World History teaching resources for the high school classroom: lesson plans, worksheets, quizzes and simulation games for KS3, IGCSE, IB and A-Level teachers.
The Transatlantic Slave Trade
The origins of the transatlantic slave trade is touched upon in the earlier study of the European Voyages of Discovery. However, it is important to cover this as a topic in its own right, and then to follow this up with a study of the Abolition of the Slave Trade.
Introductory Video
Can you Survive the Middle Passage? [interactive]
Based on the memoirs of Olaudah Equiano and the story of the Amistad rebellion, this simulation attempts, as far as is ever possible, to help students understand something about the harrowing "Middle Passage" across the Atlantic for black Africans captured into slavery. Complete with five different lesson plans, students then produce a memoir as did Equiano, which later becomes the centerpiece of their campaign to abolish slavery in our next unit of study - thereby putting the role of black people in the abolition movement center-stage.
Runaway Slave Advertisements: PowerPoint Starter
This PowerPoint displays a series of advertisements for runaway slaves.
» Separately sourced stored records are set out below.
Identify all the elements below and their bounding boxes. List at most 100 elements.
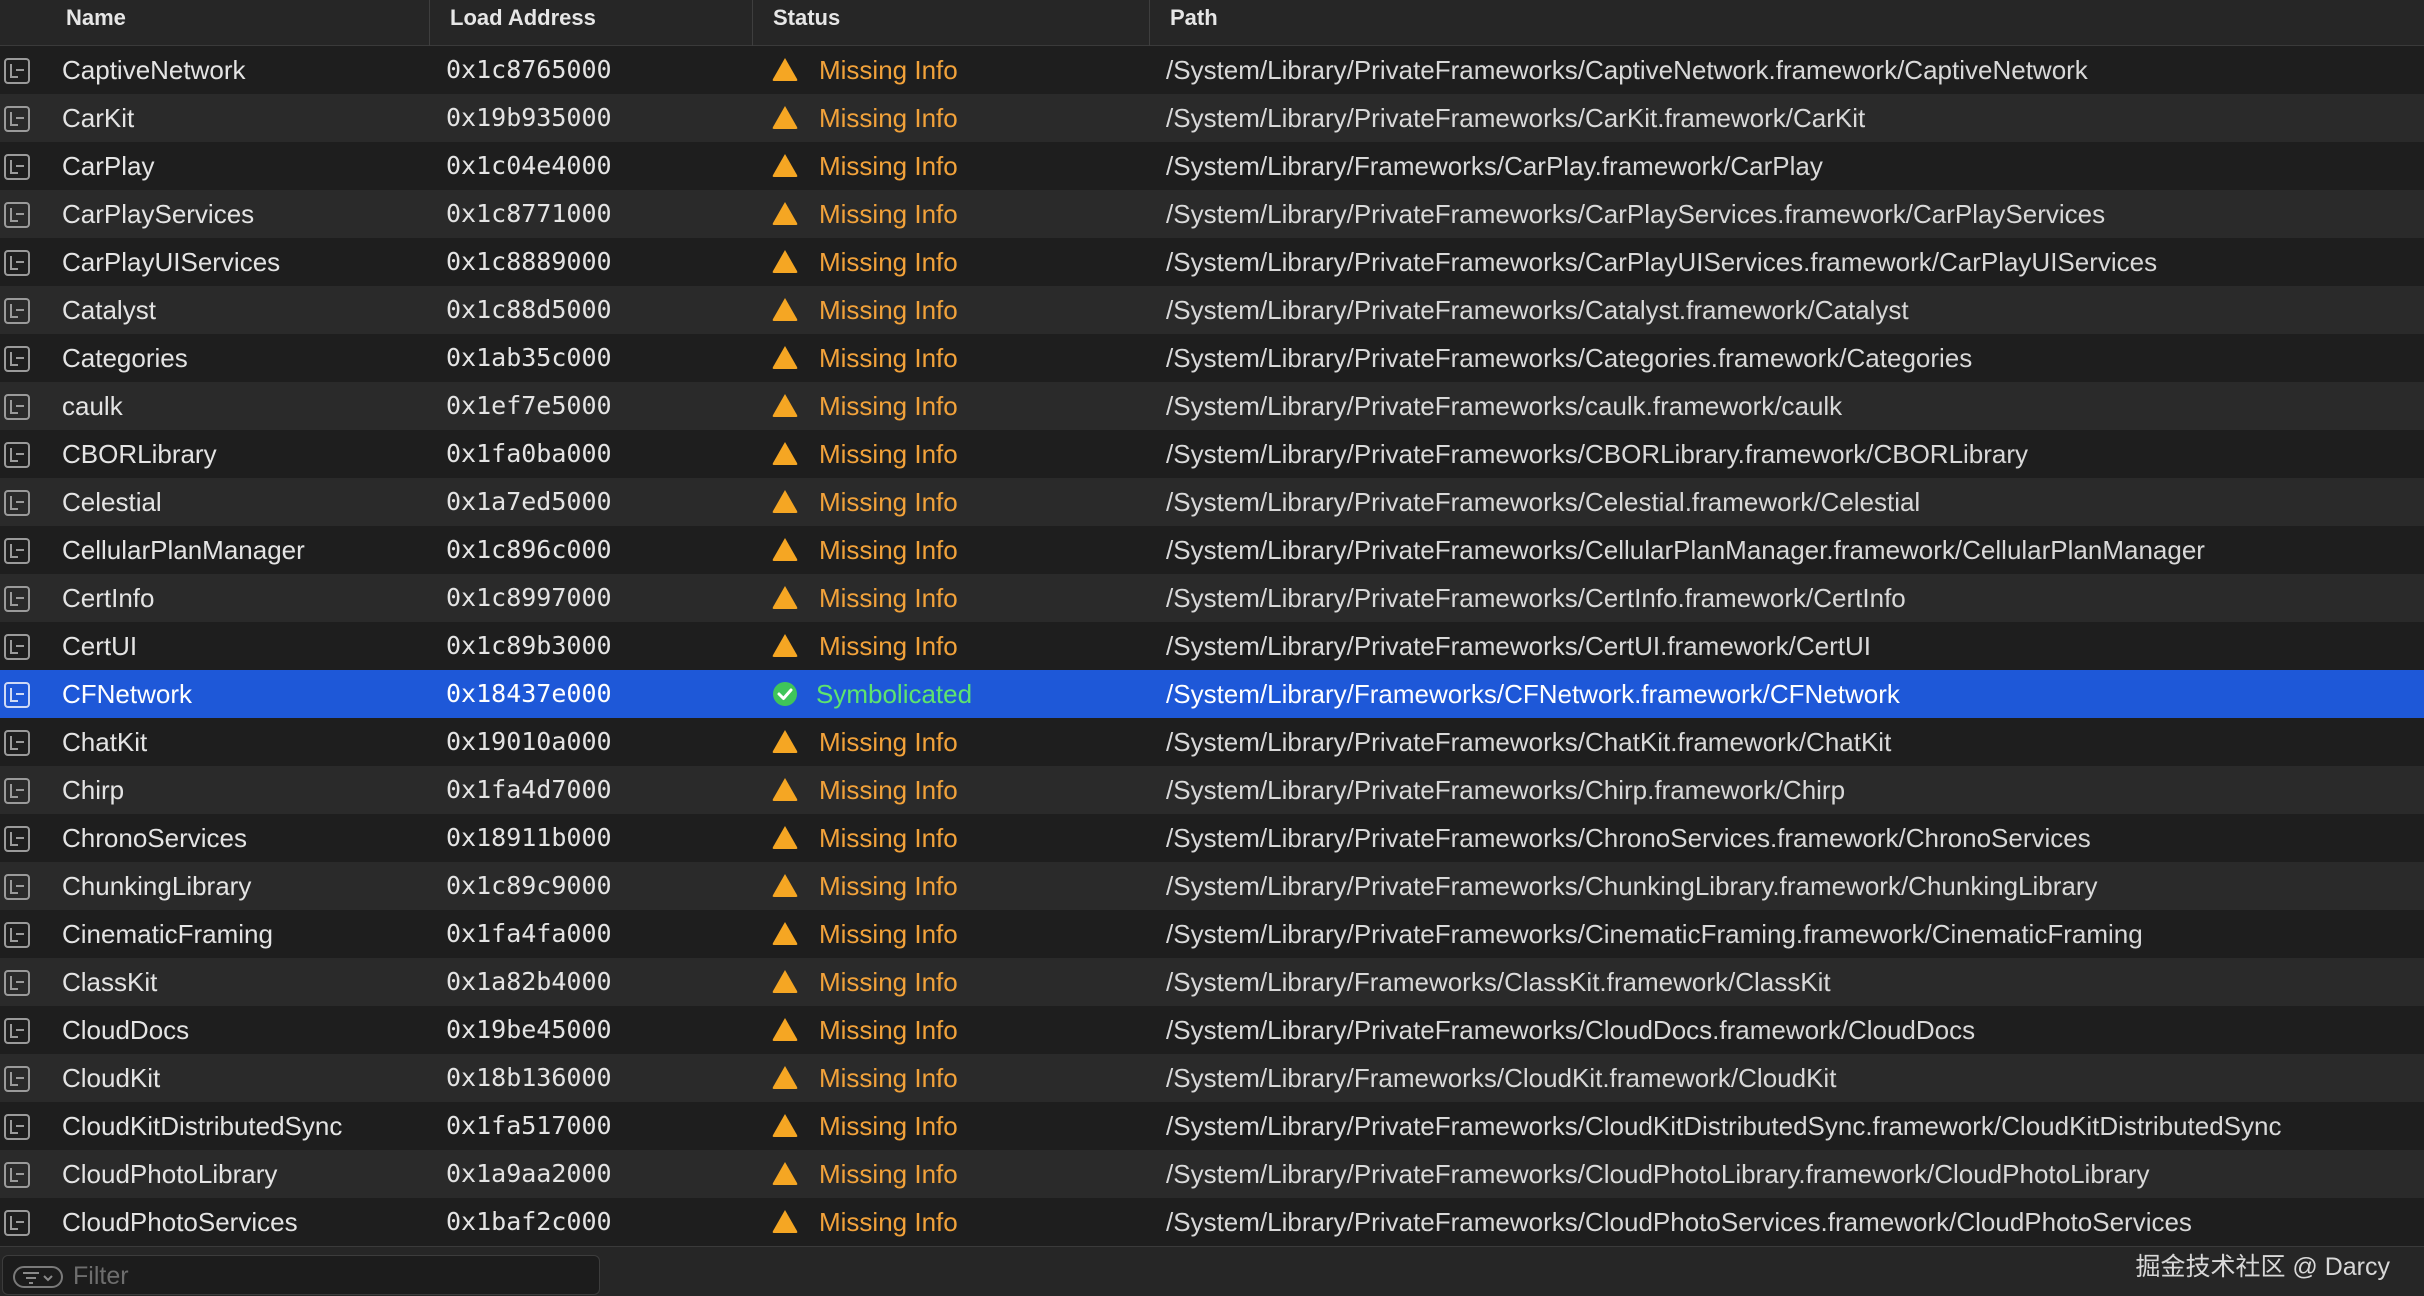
load-address: 0x1c8889000 — [446, 247, 612, 276]
table-row[interactable]: Celestial 0x1a7ed5000 Missing Info/System/… — [0, 478, 2424, 526]
binary-images-table: CaptiveNetwork 0x1c8765000 Missing Info/Sy… — [0, 46, 2424, 1246]
library-image-icon — [4, 154, 30, 180]
image-name: CloudKit — [62, 1063, 161, 1093]
load-address: 0x1a82b4000 — [446, 967, 612, 996]
table-row[interactable]: Chirp 0x1fa4d7000 Missing Info/System/Libr… — [0, 766, 2424, 814]
table-row[interactable]: Catalyst 0x1c88d5000 Missing Info/System/L… — [0, 286, 2424, 334]
table-row[interactable]: CarPlay 0x1c04e4000 Missing Info/System/Li… — [0, 142, 2424, 190]
warning-triangle-icon — [771, 296, 799, 322]
column-header-load-address[interactable]: Load Address — [430, 0, 753, 46]
load-address: 0x1c8997000 — [446, 583, 612, 612]
table-header: Name Load Address Status Path — [0, 0, 2424, 46]
table-row[interactable]: Categories 0x1ab35c000 Missing Info/System… — [0, 334, 2424, 382]
table-row[interactable]: CarKit 0x19b935000 Missing Info/System/Lib… — [0, 94, 2424, 142]
image-path: /System/Library/PrivateFrameworks/Cataly… — [1166, 295, 1909, 325]
warning-triangle-icon — [771, 344, 799, 370]
column-header-name[interactable]: Name — [0, 0, 430, 46]
column-header-status[interactable]: Status — [753, 0, 1150, 46]
warning-triangle-icon — [771, 920, 799, 946]
image-path: /System/Library/PrivateFrameworks/CloudP… — [1166, 1159, 2150, 1189]
image-path: /System/Library/PrivateFrameworks/Chrono… — [1166, 823, 2091, 853]
watermark-text: 掘金技术社区 @ Darcy — [2135, 1253, 2390, 1281]
image-name: caulk — [62, 391, 123, 421]
status-text: Missing Info — [819, 967, 958, 997]
table-row[interactable]: ChatKit 0x19010a000 Missing Info/System/Li… — [0, 718, 2424, 766]
load-address: 0x1c89c9000 — [446, 871, 612, 900]
filter-icon[interactable] — [13, 1266, 63, 1288]
table-footer: 掘金技术社区 @ Darcy — [0, 1246, 2424, 1296]
image-name: CarPlayUIServices — [62, 247, 281, 277]
warning-triangle-icon — [771, 104, 799, 130]
image-name: CertInfo — [62, 583, 155, 613]
filter-field[interactable] — [2, 1255, 600, 1295]
load-address: 0x1baf2c000 — [446, 1207, 612, 1236]
table-row[interactable]: CloudPhotoLibrary 0x1a9aa2000 Missing Info… — [0, 1150, 2424, 1198]
library-image-icon — [4, 298, 30, 324]
table-row[interactable]: CinematicFraming 0x1fa4fa000 Missing Info /… — [0, 910, 2424, 958]
table-row[interactable]: CloudPhotoServices 0x1baf2c000 Missing Inf… — [0, 1198, 2424, 1246]
warning-triangle-icon — [771, 440, 799, 466]
table-row[interactable]: CloudDocs 0x19be45000 Missing Info/System/… — [0, 1006, 2424, 1054]
library-image-icon — [4, 874, 30, 900]
table-row[interactable]: CertInfo 0x1c8997000 Missing Info/System/L… — [0, 574, 2424, 622]
table-row[interactable]: ChunkingLibrary 0x1c89c9000 Missing Info/S… — [0, 862, 2424, 910]
library-image-icon — [4, 1210, 30, 1236]
library-image-icon — [4, 1162, 30, 1188]
load-address: 0x1a7ed5000 — [446, 487, 612, 516]
status-text: Symbolicated — [816, 679, 973, 709]
status-text: Missing Info — [819, 55, 958, 85]
table-row[interactable]: CloudKitDistributedSync 0x1fa517000 Missin… — [0, 1102, 2424, 1150]
image-path: /System/Library/PrivateFrameworks/Celest… — [1166, 487, 1921, 517]
load-address: 0x1a9aa2000 — [446, 1159, 612, 1188]
library-image-icon — [4, 730, 30, 756]
table-row[interactable]: CFNetwork 0x18437e000 Symbolicated/System/… — [0, 670, 2424, 718]
table-row[interactable]: ChronoServices 0x18911b000 Missing Info/Sy… — [0, 814, 2424, 862]
load-address: 0x1fa0ba000 — [446, 439, 612, 468]
load-address: 0x1fa517000 — [446, 1111, 612, 1140]
image-name: ChunkingLibrary — [62, 871, 252, 901]
image-name: CarKit — [62, 103, 135, 133]
warning-triangle-icon — [771, 1112, 799, 1138]
image-path: /System/Library/PrivateFrameworks/CarPla… — [1166, 247, 2158, 277]
table-row[interactable]: CarPlayUIServices 0x1c8889000 Missing Info… — [0, 238, 2424, 286]
table-row[interactable]: CellularPlanManager 0x1c896c000 Missing In… — [0, 526, 2424, 574]
status-text: Missing Info — [819, 775, 958, 805]
status-text: Missing Info — [819, 919, 958, 949]
load-address: 0x1c04e4000 — [446, 151, 612, 180]
status-text: Missing Info — [819, 535, 958, 565]
warning-triangle-icon — [771, 56, 799, 82]
table-row[interactable]: CBORLibrary 0x1fa0ba000 Missing Info/Syste… — [0, 430, 2424, 478]
filter-input[interactable] — [73, 1260, 573, 1292]
library-image-icon — [4, 586, 30, 612]
load-address: 0x1fa4d7000 — [446, 775, 612, 804]
status-text: Missing Info — [819, 439, 958, 469]
status-text: Missing Info — [819, 1111, 958, 1141]
table-row[interactable]: CaptiveNetwork 0x1c8765000 Missing Info/Sy… — [0, 46, 2424, 94]
warning-triangle-icon — [771, 1064, 799, 1090]
image-name: CFNetwork — [62, 679, 193, 709]
table-row[interactable]: CloudKit 0x18b136000 Missing Info/System/L… — [0, 1054, 2424, 1102]
image-name: CloudPhotoServices — [62, 1207, 298, 1237]
warning-triangle-icon — [771, 536, 799, 562]
warning-triangle-icon — [771, 632, 799, 658]
library-image-icon — [4, 682, 30, 708]
library-image-icon — [4, 922, 30, 948]
warning-triangle-icon — [771, 728, 799, 754]
image-name: CertUI — [62, 631, 138, 661]
library-image-icon — [4, 634, 30, 660]
table-row[interactable]: CarPlayServices 0x1c8771000 Missing Info/S… — [0, 190, 2424, 238]
table-row[interactable]: caulk 0x1ef7e5000 Missing Info/System/Libr… — [0, 382, 2424, 430]
table-row[interactable]: CertUI 0x1c89b3000 Missing Info/System/Lib… — [0, 622, 2424, 670]
warning-triangle-icon — [771, 968, 799, 994]
image-path: /System/Library/Frameworks/CarPlay.frame… — [1166, 151, 1823, 181]
image-path: /System/Library/PrivateFrameworks/Catego… — [1166, 343, 1973, 373]
image-name: CarPlay — [62, 151, 155, 181]
warning-triangle-icon — [771, 1208, 799, 1234]
warning-triangle-icon — [771, 776, 799, 802]
load-address: 0x19be45000 — [446, 1015, 612, 1044]
image-name: CloudPhotoLibrary — [62, 1159, 278, 1189]
status-text: Missing Info — [819, 871, 958, 901]
load-address: 0x1c88d5000 — [446, 295, 612, 324]
table-row[interactable]: ClassKit 0x1a82b4000 Missing Info/System/L… — [0, 958, 2424, 1006]
column-header-path[interactable]: Path — [1150, 0, 2424, 46]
Students are encouraged to read through each to deduce the sorts of terrible conditions that slaves had to endure.
Life on the Slave Plantations [1] - Slave Narratives
Students read a series of first-person narratives from this sourcepack. Students use these to determine the sorts of punishments inflicted for different types of "crimes" on the slave plantations.
Life on the Slave Plantations [2] - Images and Explanations
Students are presented with a series of images and explanations and placed into teams for a competition over several rounds to test knowledge and understanding of life on the slave plantations. Instructions for the quiz can be found here.
End of Unit Test
Students are provided with a selection of possible questions in the GCSE Paper 1 format (a. Describe, b. Explain, c. Assess). They are told that one of these three-part questions will be set as the end of unit assessment - it is up to the teacher which to choose.